What are the offences and who can be guilty of committing them?

 

Section 210(1) and Section 202C(2) of the Town and Country Planning Act 1990 provide that anyone who, in contravention of a Tree Preservation Order

•cuts down, uproots or wilfully destroys a tree; or

•tops, lops or wilfully damages a tree in a way that is likely to destroy it; or

•causes or permits such activities

 

is guilty of an offence.

 

Section 210(4) of the Act sets out that it is also an offence for anyone to contravene the provisions of an Order other than those mentioned above.
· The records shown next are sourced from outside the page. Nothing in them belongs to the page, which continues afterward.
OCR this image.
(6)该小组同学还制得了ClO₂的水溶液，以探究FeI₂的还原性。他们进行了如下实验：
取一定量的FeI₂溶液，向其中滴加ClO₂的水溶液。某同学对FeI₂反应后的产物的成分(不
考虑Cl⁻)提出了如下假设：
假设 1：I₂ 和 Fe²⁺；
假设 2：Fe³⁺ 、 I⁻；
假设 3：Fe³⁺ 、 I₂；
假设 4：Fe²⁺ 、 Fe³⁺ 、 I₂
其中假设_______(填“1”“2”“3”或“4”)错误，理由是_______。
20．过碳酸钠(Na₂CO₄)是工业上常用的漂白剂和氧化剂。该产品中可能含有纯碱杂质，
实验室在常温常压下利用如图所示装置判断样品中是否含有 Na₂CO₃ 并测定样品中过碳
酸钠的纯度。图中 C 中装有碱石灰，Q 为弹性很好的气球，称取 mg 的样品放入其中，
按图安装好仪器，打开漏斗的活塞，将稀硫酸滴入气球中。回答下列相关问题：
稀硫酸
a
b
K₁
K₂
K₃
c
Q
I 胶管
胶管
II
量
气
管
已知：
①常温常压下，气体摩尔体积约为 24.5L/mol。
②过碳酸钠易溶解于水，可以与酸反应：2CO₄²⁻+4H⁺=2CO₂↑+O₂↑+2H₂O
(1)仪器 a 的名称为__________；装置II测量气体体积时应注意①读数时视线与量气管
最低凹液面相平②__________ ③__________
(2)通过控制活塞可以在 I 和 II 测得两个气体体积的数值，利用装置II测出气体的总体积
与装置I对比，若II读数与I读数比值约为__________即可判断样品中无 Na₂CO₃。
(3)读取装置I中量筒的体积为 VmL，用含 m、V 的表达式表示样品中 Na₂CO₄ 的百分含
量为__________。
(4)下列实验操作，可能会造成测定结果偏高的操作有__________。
For example, anyone who lops a tree in contravention of an Order, but in a way that the tree is not likely to be destroyed, would be guilty of this offence.

 

For the purposes of the Act, a person does not have to obliterate a tree in order to ‘destroy’ it. It is sufficient for the tree to be rendered useless as an amenity or as something worth preserving.

 

 

That is what is was saying in terms of not providing the same level of amenity. If you removed two twigs it wouldn't destroy the amenity so doubt it would be in the public interest to prosecute, but if you removed the whole canopy it would.

 

If you removed a large section of the RPA the tree at some point decline or die and so there is your impact on visual amenity. If the RPA removal was not damaging then again I doubt it would be in the public interest.

 

I wonder how many landscapers get pulled up for destroying root areas of clients and neighbours protected trees?